La région de Kédougou concentre aujourd’hui plusieurs des plus grands projets miniers du Sénégal. Leur présence est, en principe, un véritable levier de développement pour les populations : création d’emplois, opportunités économiques, dynamisation des territoires.
Mais dans la pratique, ce potentiel n’est pas encore pleinement exploité. Certaines avancées existent, d’autres restent à bâtir, et surtout, la cohésion entre mines et communautés demeure fragile.

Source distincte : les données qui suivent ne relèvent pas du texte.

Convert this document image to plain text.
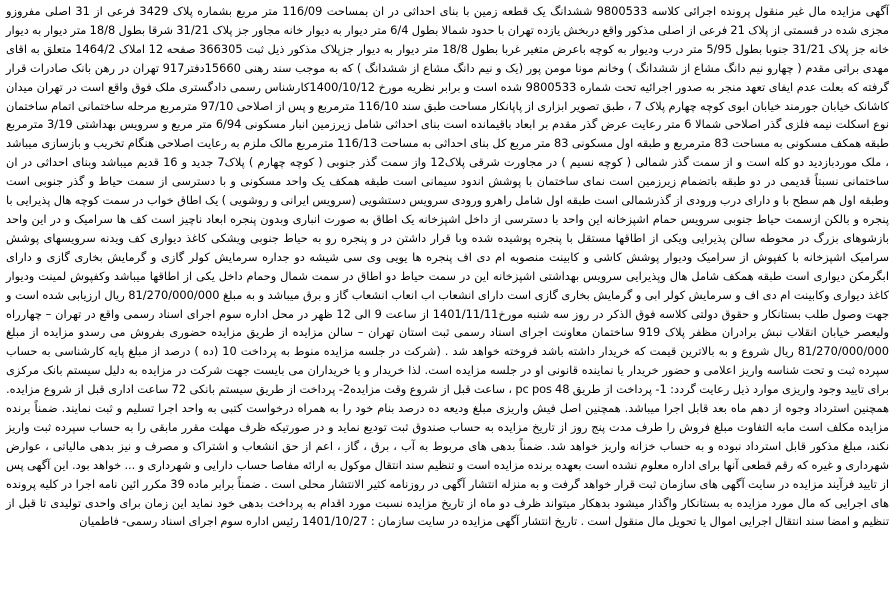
آگهی مزایده مال غیر منقول پرونده اجرائی کلاسه 9800533 ششدانگ یک قطعه زمین با بنای احداثی در ان بمساحت 116/09 متر مربع بشماره پلاک 3429 فرعی از 31 اصلی مفروزو مجزی شده در قسمتی از پلاک 21 فرعی از اصلی مذکور واقع دربخش یازده تهران با حدود شمالا بطول 6/4 متر دیوار به دیوار خانه مجاور جز پلاک 31/21 شرقا بطول 18/8 متر دیوار به دیوار خانه جز پلاک 31/21 جنوبا بطول 5/95 متر درب ودیوار به کوچه باعرض متغیر غربا بطول 18/8 متر دیوار به دیوار جزپلاک مذکور ذیل ثبت 366305 صفحه 12 املاک 1464/2 متعلق به اقای مهدی براتی مقدم ( چهارو نیم دانگ مشاع از ششدانگ ) وخانم مونا مومن پور (یک و نیم دانگ مشاع از ششدانگ ) که به موجب سند رهنی 15660دفتر917 تهران در رهن بانک صادرات قرار گرفته که بعلت عدم ایفای تعهد منجر به صدور اجرائیه تحت شماره 9800533 شده است و برابر نظریه مورخ 1400/10/12کارشناس رسمی دادگستری ملک فوق واقع است در تهران میدان کاشانک خیابان جورمند خیابان ابوی کوچه چهارم پلاک 7 ، طبق تصویر ابزاری از پاپانکار مساحت طبق سند 116/10 مترمربع و پس از اصلاحی 97/10 مترمربع مرحله ساختمانی اتمام ساختمان نوع اسکلت نیمه فلزی گذر اصلاحی شمالا 6 متر رعایت عرض گذر مقدم بر ابعاد باقیمانده است بنای احداثی شامل زیرزمین انبار مسکونی 6/94 متر مربع و سرویس بهداشتی 3/19 مترمربع طبقه همکف مسکونی به مساحت 83 مترمربع و طبقه اول مسکونی 83 متر مربع کل بنای احداثی به مساحت 116/13 مترمربع مالک ملزم به رعایت اصلاحی هنگام تخریب و بازسازی میباشد ، ملک موردبازدید دو کله است و از سمت گذر شمالی ( کوچه نسیم ) در مجاورت شرقی پلاک12 واز سمت گذر جنوبی ( کوچه چهارم ) پلاک7 جدید و 16 قدیم میباشد وبنای احداثی در ان ساختمانی نسبتاً قدیمی در دو طبقه باتضمام زیرزمین است نمای ساختمان با پوشش اندود سیمانی است طبقه همکف یک واحد مسکونی و با دسترسی از سمت حیاط و گذر جنوبی است وطبقه اول هم سطح با و دارای درب ورودی از گذرشمالی است طبقه اول شامل راهرو ورودی سرویس دستشویی (سرویس ایرانی و روشویی ) یک اطاق خواب در سمت کوچه هال پذیرایی با پنجره و بالکن ازسمت حیاط جنوبی سرویس حمام اشپزخانه این واحد با دسترسی از داخل اشپزخانه یک اطاق به صورت انباری وبدون پنجره ابعاد ناچیز است کف ها سرامیک و در این واحد بازشوهای بزرگ در محوطه سالن پذیرایی ویکی از اطاقها مستقل با پنجره پوشیده شده وبا قرار داشتن در و پنجره رو به حیاط جنوبی ویشکی کاغذ دیواری کف ویدنه سرویسهای پوشش سرامیک اشپزخانه با کفپوش از سرامیک ودیوار پوشش کاشی و کابینت منصوبه ام دی اف پنجره ها یویی وی سی شیشه دو جداره سرمایش کولر گازی و گرمایش بخاری گازی و دارای ابگرمکن دیواری است طبقه همکف شامل هال وپذیرایی سرویس بهداشتی اشپزخانه این در سمت حیاط دو اطاق در سمت شمال وحمام داخل یکی از اطاقها میباشد وکفپوش لمینت ودیوار کاغذ دیواری وکابینت ام دی اف و سرمایش کولر ابی و گرمایش بخاری گازی است دارای انشعاب اب انعاب انشعاب گاز و برق میباشد و به مبلغ 81/270/000/000 ریال ارزیابی شده است و جهت وصول طلب بستانکار و حقوق دولتی کلاسه فوق الذکر در روز سه شنبه مورخ1401/11/11 از ساعت 9 الی 12 ظهر در محل اداره سوم اجرای اسناد رسمی واقع در تهران – چهارراه ولیعصر خیابان انقلاب نبش برادران مظفر پلاک 919 ساختمان معاونت اجرای اسناد رسمی ثبت استان تهران – سالن مزایده از طریق مزایده حضوری بفروش می رسدو مزایده از مبلغ 81/270/000/000 ریال شروع و به بالاترین قیمت که خریدار داشته باشد فروخته خواهد شد . (شرکت در جلسه مزایده منوط به پرداخت 10 (ده ) درصد از مبلغ پایه کارشناسی به حساب سپرده ثبت و تحت شناسه واریز اعلامی و حضور خریدار یا نماینده قانونی او در جلسه مزایده است. لذا خریدار و یا خریداران می بایست جهت شرکت در مزایده به دلیل سیستم بانک مرکزی برای تایید وجود واریزی موارد ذیل رعایت گردد: 1- پرداخت از طریق pc pos 48 ، ساعت قبل از شروع وقت مزایده2- پرداخت از طریق سیستم بانکی 72 ساعت اداری قبل از شروع مزایده. همچنین استرداد وجوه از دهم ماه بعد قابل اجرا میباشد. همچنین اصل فیش واریزی مبلغ ودیعه ده درصد بنام خود را به همراه درخواست کتبی به واحد اجرا تسلیم و ثبت نمایند. ضمناً برنده مزایده مکلف است مابه التفاوت مبلغ فروش را طرف مدت پنج روز از تاریخ مزایده به حساب صندوق ثبت تودیع نماید و در صورتیکه ظرف مهلت مقرر مابقی را به حساب سپرده ثبت واریز نکند، مبلغ مذکور قابل استرداد نبوده و به حساب خزانه واریز خواهد شد. ضمناً بدهی های مربوط به آب ، برق ، گاز ، اعم از حق انشعاب و اشتراک و مصرف و نیز بدهی مالیاتی ، عوارض شهرداری و غیره که رقم قطعی آنها برای اداره معلوم نشده است بعهده برنده مزایده است و تنظیم سند انتقال موکول به ارائه مفاصا حساب دارایی و شهرداری و ... خواهد بود. این آگهی پس از تایید فرآیند مزایده در سایت آگهی های سازمان ثبت قرار خواهد گرفت و به منزله انتشار آگهی در روزنامه کثیر الانتشار محلی است . ضمناً برابر ماده 39 مکرر ائین نامه اجرا در کلیه پرونده های اجرایی که مال مورد مزایده به بستانکار واگذار میشود بدهکار میتواند ظرف دو ماه از تاریخ مزایده نسبت مورد اقدام به پرداخت بدهی خود نماید این زمان برای واحدی تولیدی تا قبل از تنظیم و امضا سند انتقال اجرایی اموال یا تحویل مال منقول است . تاریخ انتشار آگهی مزایده در سایت سازمان : 1401/10/27 رئیس اداره سوم اجرای اسناد رسمی- فاطمیان
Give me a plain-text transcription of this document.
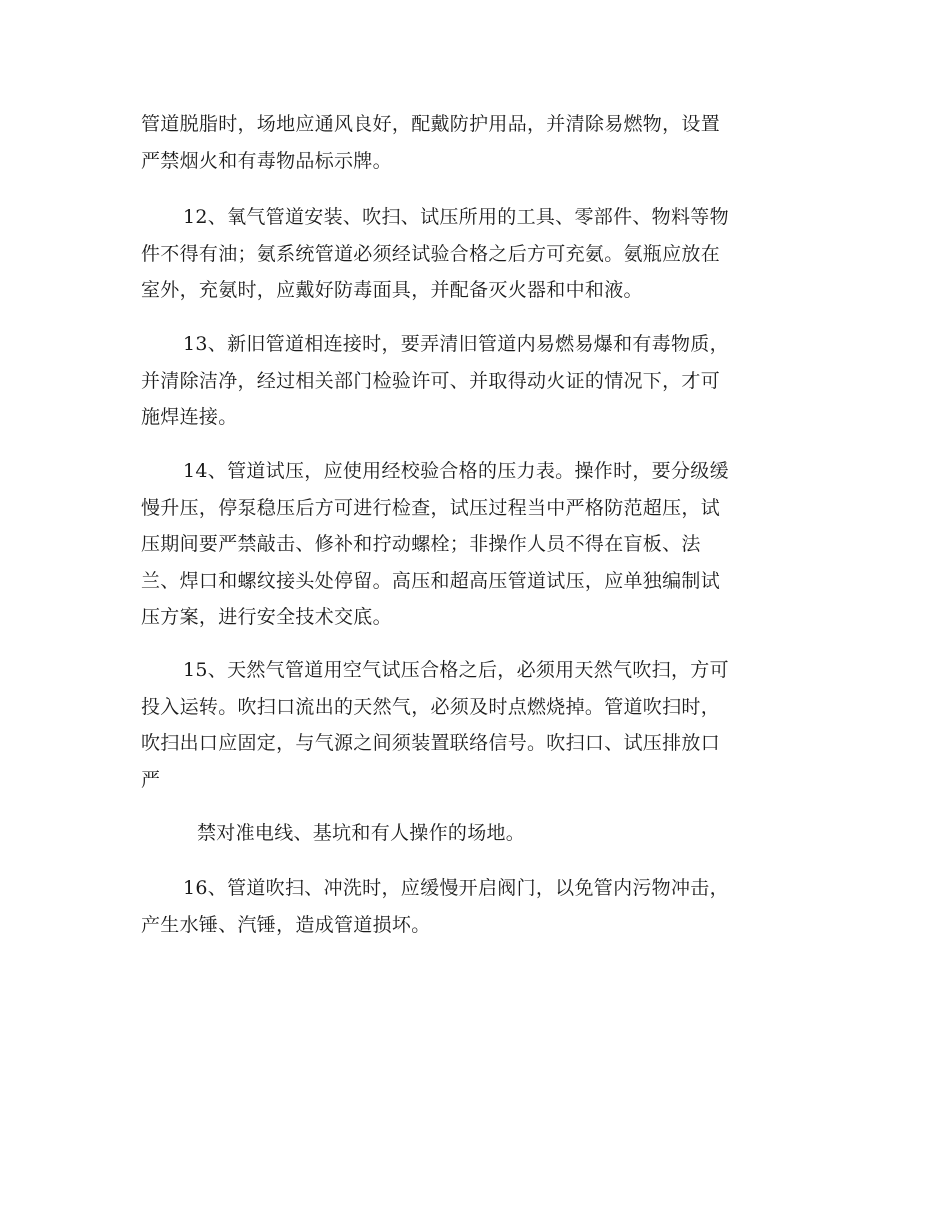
管道脱脂时，场地应通风良好，配戴防护用品，并清除易燃物，设置
严禁烟火和有毒物品标示牌。
12、氧气管道安装、吹扫、试压所用的工具、零部件、物料等物
件不得有油；氨系统管道必须经试验合格之后方可充氨。氨瓶应放在
室外，充氨时，应戴好防毒面具，并配备灭火器和中和液。
13、新旧管道相连接时，要弄清旧管道内易燃易爆和有毒物质，
并清除洁净，经过相关部门检验许可、并取得动火证的情况下，才可
施焊连接。
14、管道试压，应使用经校验合格的压力表。操作时，要分级缓
慢升压，停泵稳压后方可进行检查，试压过程当中严格防范超压，试
压期间要严禁敲击、修补和拧动螺栓；非操作人员不得在盲板、法
兰、焊口和螺纹接头处停留。高压和超高压管道试压，应单独编制试
压方案，进行安全技术交底。
15、天然气管道用空气试压合格之后，必须用天然气吹扫，方可
投入运转。吹扫口流出的天然气，必须及时点燃烧掉。管道吹扫时，
吹扫出口应固定，与气源之间须装置联络信号。吹扫口、试压排放口
严
禁对准电线、基坑和有人操作的场地。
16、管道吹扫、冲洗时，应缓慢开启阀门，以免管内污物冲击，
产生水锤、汽锤，造成管道损坏。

Boto n’est pas exempt de critiques, mais l’exemple KMTS montre que tout est possible
La mine de Boto, malgré les reproches qui lui sont régulièrement adressés, a tout de même montré une chose essentielle : elle a réussi à fabriquer un champion local, KMTS, une entreprise solide, respectée et aujourd’hui incontournable dans la région.
Ce succès prouve une réalité fondamentale :
– Oui, il est possible de créer de véritables champions économiques à Kédougou à partir des mines.
–Oui, les entreprises locales peuvent atteindre un haut niveau de performance si elles sont accompagnées.
C’est une dynamique que Boto doit renforcer, et surtout un exemple que toutes les autres sociétés minières devraient suivre.
Parce qu’il est dommage de constater que, malgré la présence minière depuis plusieurs décennies, le seul champion local digne de ce nom soit KMTS et qu’il n’ait émergé que récemment, grâce à une mine qui vient tout juste d’être installée.
Pendant ce temps, des dizaines de jeunes engagés, talentueux et ambitieux peinent encore à obtenir leur chance depuis des années.
Les autres sociétés minières de Kédougou mènent également des actions en faveur des communautés et des jeunes, mais aucun résultat n’a encore atteint l’impact visible du cas de KMTS. Cette entreprise reste aujourd’hui le plus grand exemple de réussite locale, prouvant qu’avec un véritable accompagnement, il est possible de faire émerger de vrais champions économiques dans la région.
L’objectif désormais est clair : Créer d’autres champions, créer des milliardaires à Kédougou et c’est possible !
Car un territoire se développe par ses entreprises locales. Si Kédougou doit prospérer, ce sera avec des leaders économiques formés ici, soutenus ici, et prospérant ici.
L’emploi : une attente forte, mais une réalité à comprendre
Une mine, quelle que soit sa taille, ne peut pas absorber toute la main-d’œuvre locale.
C’est une réalité économique incontestable :
- Les postes sont limités,
- Beaucoup de fonctions sont techniques,
- Certains métiers nécessitent des années de formation.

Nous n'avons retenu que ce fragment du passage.